As for your criticism:
A new "CallMyMethod" is created for each different type you pass to it, so it's not really type inference.
But it IS type inference (you can say foo(bar) where foo is a templated function), and has the same effect, except it's more time-efficient and takes more space in the compiled code.
Otherwise, you would have to look up the method during runtime. You'd have to find a name, then check that the name has a method with the right parameters.
Or you would have to store all that information about matching interfaces, and look into every class that matches an interface, then automatically add that interface.
In either case, that allows you to implicitly and accidentally break the class hierarchy, which is bad for a new feature because it goes against the habits of what programmers of C#/Java are used to. With C++ templates, you already know you're in a minefield (and they're also adding features ("concepts") to allow restrictions on template parameters).
Structural types in Scala does something like this.
See Statically Checked “Duck Typing” in Scala
D (http://dlang.org) is a statically compiled language and provides duck-typing via wrap() and unwrap() (http://dlang.org/phobos-prerelease/std_typecons.html#.unwrap).
Sounds like Mixins or Traits:
http://en.wikipedia.org/wiki/Mixin
http://www.iam.unibe.ch/~scg/Archive/Papers/Scha03aTraits.pdf
In the latest version of my programming language Heron it supports something similar through a structural-subtyping coercion operator called as.
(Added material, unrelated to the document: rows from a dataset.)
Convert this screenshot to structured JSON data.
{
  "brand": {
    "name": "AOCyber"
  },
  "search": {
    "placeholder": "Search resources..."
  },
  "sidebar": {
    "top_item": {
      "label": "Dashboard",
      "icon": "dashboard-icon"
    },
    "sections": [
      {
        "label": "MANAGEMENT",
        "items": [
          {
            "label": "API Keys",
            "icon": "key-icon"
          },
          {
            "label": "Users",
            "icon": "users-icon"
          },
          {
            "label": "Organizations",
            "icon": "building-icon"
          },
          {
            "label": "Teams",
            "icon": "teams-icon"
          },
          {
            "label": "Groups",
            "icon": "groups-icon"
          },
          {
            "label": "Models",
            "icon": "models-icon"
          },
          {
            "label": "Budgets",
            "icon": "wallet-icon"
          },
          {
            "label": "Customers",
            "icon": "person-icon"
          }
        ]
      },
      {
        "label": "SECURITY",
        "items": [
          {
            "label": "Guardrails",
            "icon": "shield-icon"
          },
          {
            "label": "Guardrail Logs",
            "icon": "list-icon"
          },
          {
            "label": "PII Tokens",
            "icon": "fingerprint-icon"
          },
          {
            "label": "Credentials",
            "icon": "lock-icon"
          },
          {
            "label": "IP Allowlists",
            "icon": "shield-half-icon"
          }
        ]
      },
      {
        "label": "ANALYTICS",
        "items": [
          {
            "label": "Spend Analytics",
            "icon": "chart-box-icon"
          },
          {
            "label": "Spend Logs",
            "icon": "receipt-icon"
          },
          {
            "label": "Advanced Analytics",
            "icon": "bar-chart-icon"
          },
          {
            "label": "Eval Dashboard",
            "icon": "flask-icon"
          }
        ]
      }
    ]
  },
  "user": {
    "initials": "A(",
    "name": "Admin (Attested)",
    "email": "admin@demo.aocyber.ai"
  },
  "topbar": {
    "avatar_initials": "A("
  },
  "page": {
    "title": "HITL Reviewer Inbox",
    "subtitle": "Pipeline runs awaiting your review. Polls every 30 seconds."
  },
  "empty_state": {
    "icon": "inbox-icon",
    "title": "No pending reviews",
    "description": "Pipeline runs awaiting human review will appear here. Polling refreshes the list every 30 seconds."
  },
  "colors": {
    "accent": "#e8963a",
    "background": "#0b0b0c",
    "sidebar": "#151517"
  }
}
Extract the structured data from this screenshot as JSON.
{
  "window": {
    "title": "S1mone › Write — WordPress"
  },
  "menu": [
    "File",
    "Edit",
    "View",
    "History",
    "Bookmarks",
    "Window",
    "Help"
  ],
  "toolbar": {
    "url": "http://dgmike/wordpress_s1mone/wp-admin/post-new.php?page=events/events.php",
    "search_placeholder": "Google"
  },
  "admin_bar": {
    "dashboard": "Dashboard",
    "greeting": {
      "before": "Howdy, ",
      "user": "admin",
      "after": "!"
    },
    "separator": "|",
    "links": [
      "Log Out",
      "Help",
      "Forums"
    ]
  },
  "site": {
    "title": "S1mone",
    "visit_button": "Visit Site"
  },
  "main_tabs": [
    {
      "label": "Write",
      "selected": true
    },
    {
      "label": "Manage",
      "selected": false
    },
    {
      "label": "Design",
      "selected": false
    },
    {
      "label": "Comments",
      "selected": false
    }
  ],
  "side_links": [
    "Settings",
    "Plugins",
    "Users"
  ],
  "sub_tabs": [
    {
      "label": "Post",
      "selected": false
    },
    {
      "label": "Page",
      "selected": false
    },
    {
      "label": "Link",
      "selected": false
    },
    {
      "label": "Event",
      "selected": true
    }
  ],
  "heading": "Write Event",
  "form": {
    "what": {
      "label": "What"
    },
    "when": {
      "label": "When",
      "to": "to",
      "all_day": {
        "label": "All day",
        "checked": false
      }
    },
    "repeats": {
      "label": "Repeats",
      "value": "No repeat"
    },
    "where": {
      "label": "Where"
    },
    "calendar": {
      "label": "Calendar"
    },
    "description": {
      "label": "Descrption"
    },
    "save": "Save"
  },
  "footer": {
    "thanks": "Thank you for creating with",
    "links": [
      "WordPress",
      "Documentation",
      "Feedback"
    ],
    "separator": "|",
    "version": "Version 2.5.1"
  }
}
So instead of:
MyClass obj = new MyClass();
CallMyMethod(obj);
You would write:
MyClass obj = new MyClass();
CallMyMethod(obj as IMyInterface);
Just like in your example, in this case MyClass does not have to explicitly implement IMyInterface, but if it did the cast could happen implicitly and the as operator could be omitted.
I wrote a bit more about the technique which I call explicit structural sub-typing in this article.